Troubleshooting a full drive on a Service Operations Insight (SOI) management server often leads to the Apache ActiveMQ data store, specifically the kahadb directory. This article outlines a successful resolution to a scenario where the kahadb directory consumed 52GB of disk space, impacting SOI performance.
Understanding the Problem: SOI and KahaDB
Service Operations Insight (SOI) relies on Apache ActiveMQ for message queuing, enabling communication and data transfer between various components. ActiveMQ utilizes KahaDB as its default persistent message store. While KahaDB is generally efficient, certain conditions can lead to excessive disk space consumption. A rapidly growing KahaDB indicates a potential bottleneck or issue within the SOI environment requiring immediate attention.
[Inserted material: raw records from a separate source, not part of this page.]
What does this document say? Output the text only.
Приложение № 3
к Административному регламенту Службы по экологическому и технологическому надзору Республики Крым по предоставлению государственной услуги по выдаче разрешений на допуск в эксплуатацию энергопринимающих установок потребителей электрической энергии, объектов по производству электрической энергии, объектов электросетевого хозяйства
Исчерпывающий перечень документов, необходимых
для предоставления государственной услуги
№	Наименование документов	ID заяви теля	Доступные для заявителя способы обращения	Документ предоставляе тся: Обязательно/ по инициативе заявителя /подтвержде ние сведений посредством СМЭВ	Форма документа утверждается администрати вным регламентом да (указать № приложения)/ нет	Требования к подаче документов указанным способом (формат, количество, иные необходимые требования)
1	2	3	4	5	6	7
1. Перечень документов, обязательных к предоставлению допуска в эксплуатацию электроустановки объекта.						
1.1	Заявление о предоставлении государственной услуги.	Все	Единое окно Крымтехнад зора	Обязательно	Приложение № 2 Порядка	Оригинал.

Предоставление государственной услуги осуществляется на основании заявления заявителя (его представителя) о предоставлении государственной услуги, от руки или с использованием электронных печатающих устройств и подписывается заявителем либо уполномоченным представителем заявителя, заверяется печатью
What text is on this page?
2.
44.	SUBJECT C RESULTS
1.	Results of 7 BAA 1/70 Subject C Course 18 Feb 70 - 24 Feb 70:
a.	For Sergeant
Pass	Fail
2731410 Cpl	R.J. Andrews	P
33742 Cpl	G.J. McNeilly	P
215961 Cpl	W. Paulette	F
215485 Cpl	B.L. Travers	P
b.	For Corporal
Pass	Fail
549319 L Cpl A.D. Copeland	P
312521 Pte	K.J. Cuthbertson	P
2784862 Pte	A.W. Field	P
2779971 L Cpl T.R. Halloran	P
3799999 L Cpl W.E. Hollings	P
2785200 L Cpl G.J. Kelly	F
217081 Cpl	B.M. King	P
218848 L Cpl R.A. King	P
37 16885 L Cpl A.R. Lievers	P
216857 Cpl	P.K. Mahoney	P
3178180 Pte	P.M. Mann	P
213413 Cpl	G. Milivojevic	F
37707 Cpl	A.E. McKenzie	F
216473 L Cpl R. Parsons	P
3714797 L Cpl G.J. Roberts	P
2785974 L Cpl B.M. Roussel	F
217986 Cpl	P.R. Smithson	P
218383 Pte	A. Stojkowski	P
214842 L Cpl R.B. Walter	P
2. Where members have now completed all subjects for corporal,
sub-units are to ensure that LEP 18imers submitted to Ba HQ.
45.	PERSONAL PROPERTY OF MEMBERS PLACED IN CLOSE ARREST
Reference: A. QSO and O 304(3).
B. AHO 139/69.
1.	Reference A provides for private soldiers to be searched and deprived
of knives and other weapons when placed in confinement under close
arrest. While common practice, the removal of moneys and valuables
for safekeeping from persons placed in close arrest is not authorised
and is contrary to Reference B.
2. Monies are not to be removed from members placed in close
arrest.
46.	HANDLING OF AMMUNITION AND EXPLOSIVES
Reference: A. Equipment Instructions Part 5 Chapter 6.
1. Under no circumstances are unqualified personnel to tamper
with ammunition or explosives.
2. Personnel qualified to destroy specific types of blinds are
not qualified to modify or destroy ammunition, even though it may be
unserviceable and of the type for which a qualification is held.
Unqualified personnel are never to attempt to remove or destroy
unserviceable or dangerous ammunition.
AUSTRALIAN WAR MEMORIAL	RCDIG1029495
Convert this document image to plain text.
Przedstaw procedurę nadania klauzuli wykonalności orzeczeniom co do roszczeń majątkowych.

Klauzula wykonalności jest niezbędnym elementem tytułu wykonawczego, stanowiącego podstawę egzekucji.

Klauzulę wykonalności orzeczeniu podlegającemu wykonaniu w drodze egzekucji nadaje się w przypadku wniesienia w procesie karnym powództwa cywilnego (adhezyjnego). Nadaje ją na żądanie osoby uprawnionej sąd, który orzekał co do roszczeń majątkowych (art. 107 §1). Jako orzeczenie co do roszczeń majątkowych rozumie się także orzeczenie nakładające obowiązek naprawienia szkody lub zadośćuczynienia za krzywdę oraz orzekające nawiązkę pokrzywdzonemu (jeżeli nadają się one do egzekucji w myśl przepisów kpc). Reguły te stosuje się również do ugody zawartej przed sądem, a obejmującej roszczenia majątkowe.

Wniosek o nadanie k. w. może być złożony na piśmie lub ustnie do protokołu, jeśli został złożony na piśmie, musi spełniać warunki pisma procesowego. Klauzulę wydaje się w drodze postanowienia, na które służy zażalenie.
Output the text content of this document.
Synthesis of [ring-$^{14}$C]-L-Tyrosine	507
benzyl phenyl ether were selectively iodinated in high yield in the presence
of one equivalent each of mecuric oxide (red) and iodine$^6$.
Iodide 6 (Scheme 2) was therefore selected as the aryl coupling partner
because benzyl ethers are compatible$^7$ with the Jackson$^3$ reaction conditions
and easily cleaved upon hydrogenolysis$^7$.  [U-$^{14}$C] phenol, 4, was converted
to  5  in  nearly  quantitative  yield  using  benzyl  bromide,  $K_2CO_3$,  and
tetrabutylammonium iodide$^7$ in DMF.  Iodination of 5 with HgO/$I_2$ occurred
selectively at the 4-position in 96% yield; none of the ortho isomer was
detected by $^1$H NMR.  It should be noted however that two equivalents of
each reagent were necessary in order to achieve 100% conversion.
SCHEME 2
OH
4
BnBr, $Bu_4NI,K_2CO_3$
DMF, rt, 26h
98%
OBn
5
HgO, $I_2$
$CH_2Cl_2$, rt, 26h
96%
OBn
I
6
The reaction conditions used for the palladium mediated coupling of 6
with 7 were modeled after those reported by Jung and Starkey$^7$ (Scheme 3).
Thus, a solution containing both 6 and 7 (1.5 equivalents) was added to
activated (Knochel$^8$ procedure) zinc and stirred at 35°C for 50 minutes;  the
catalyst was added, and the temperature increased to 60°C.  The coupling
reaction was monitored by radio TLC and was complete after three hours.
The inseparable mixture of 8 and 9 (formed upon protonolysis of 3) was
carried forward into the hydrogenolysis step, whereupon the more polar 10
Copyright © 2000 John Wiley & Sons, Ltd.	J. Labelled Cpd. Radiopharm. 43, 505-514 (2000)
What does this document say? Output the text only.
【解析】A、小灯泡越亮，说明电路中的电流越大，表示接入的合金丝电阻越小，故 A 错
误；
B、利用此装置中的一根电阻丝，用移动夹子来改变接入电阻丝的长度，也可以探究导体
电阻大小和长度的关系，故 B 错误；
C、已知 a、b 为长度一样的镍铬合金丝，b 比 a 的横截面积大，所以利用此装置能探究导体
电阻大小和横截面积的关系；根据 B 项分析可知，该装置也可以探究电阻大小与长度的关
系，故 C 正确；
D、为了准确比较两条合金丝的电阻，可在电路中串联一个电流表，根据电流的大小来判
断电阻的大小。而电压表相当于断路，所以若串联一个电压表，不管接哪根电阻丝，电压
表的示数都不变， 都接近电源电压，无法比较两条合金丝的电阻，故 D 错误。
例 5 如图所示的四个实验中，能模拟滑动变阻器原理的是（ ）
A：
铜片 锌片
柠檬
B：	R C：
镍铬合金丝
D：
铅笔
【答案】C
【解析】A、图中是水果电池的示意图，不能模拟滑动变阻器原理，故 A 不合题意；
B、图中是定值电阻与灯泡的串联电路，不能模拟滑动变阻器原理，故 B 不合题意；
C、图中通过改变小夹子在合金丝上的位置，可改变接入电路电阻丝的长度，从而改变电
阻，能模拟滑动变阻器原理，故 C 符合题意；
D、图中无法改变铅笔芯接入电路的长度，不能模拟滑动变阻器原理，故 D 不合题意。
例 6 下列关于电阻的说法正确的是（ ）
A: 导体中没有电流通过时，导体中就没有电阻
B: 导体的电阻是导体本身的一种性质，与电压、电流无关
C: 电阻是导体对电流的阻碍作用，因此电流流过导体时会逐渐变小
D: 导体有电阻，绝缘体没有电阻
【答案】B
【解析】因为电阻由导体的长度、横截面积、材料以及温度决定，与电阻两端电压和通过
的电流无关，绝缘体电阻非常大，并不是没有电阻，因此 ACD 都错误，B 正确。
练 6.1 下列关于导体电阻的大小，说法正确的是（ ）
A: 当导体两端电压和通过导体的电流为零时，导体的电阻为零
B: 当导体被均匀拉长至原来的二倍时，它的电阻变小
Initial Investigation and Troubleshooting Steps
The initial alert indicated a near-full drive on the SOI management server. Upon investigation, the C:\Program Files (x86)\CA\SOI\apache-activemq\data\kahadb
directory was identified as the culprit, containing over 2900 files totaling 52GB. Preliminary checks ruled out database connectivity issues between the SOI management server and the SQL database. The SOI Manager debug page also reported successful database connection tests.
Further investigation explored the possibility of connector re-initialization or a large backlog of jobs in the queue. The Active Monitor queue in the SOI Manager debug page (http://:7090/sam/debug) was checked for pending jobs, but it was found to be empty. All connectors were online and functioning normally. Existing online resources regarding similar KahaDB issues provided no immediate solutions.
Solution: Full System Restart
After exhausting initial troubleshooting options, a full system shutdown and restart was performed. This involved stopping all SOI services, clearing all log files on all SOI servers, including the db-##.log
files located under C:\Program Files (x86)\CA\SOI\apache-activemq\data\kahadb
.
Additionally, the SQL Server service on the database server was stopped and restarted due to an observed issue with SQL Studio failing to connect. This step, while seemingly unrelated, ensured the proper functioning of the SQL database critical to SOI operations. Following the restarts, SQL Studio connected successfully, and the database was accessible.
Results and Conclusion
Upon restarting all SOI services, the system returned to normal operation. The kahadb directory size reduced significantly to four files, indicating the successful purging of the accumulated data. The root cause of the issue remains unknown, but the full system restart effectively resolved the immediate problem. This highlights the importance of systematic troubleshooting and the potential for resolving complex issues through seemingly simple procedures. While a full restart might not always be the ideal solution, in this case, it proved effective in restoring service operations insight functionality and addressing the excessive KahaDB growth.